Netflix a déclenché un bad buzz sur les réseaux sociaux en tweetant « Aux 53 personnes qui ont regardé ‘A Christmas Prince’ tous les jours ces 18 derniers jours : qui vous a fait du mal ? ». Certaines réactions à ce tweet laissent penser que certains semblent découvrir que la plateforme collecte les données de ses utilisateurs (ce qui est pourtant stipulé dans la déclaration de confidentialité du service). Comment expliquer cette réaction alors qu'il est de notoriété publique que toutes les entreprises de la tech récoltent et traitent les données des utilisateurs à des fins d'amélioration des services ou par but purement lucratif ?
To the 53 people who've watched A Christmas Prince every day for the past 18 days: Who hurt you?
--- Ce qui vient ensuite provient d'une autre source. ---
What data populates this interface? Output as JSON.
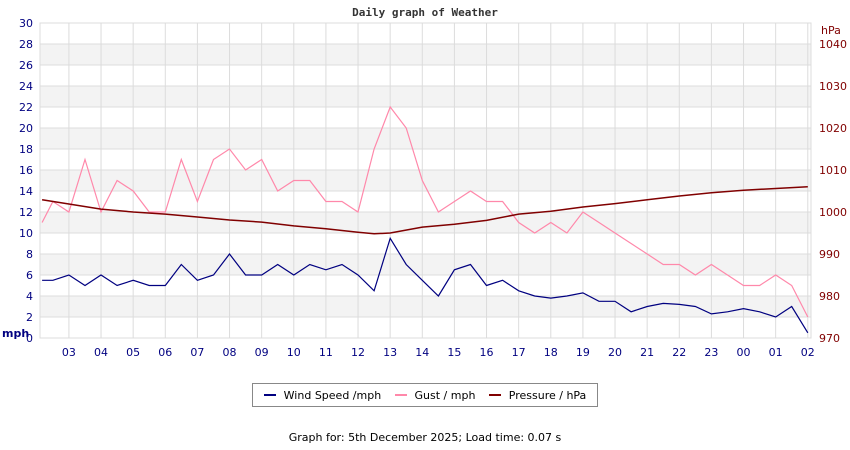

— Netflix US (@netflix) 11 décembre 2017
David Fayon : Même si la majorité des entreprises de la tech récoltent et exploitent les données personnelles, il existe quelques exceptions mais leur business model est plus délicat car la rentabilité est souvent précaire. Les questions de la collecte des données, de leur stockage en local ou dans le cloud, des processus de sécurité associés, de leur effacement, de leur revente potentielle à des tiers, de leur utilisation pour proposer des services adaptés ou supposés au besoin de l’utilisateur à un instant donné sont cruciales.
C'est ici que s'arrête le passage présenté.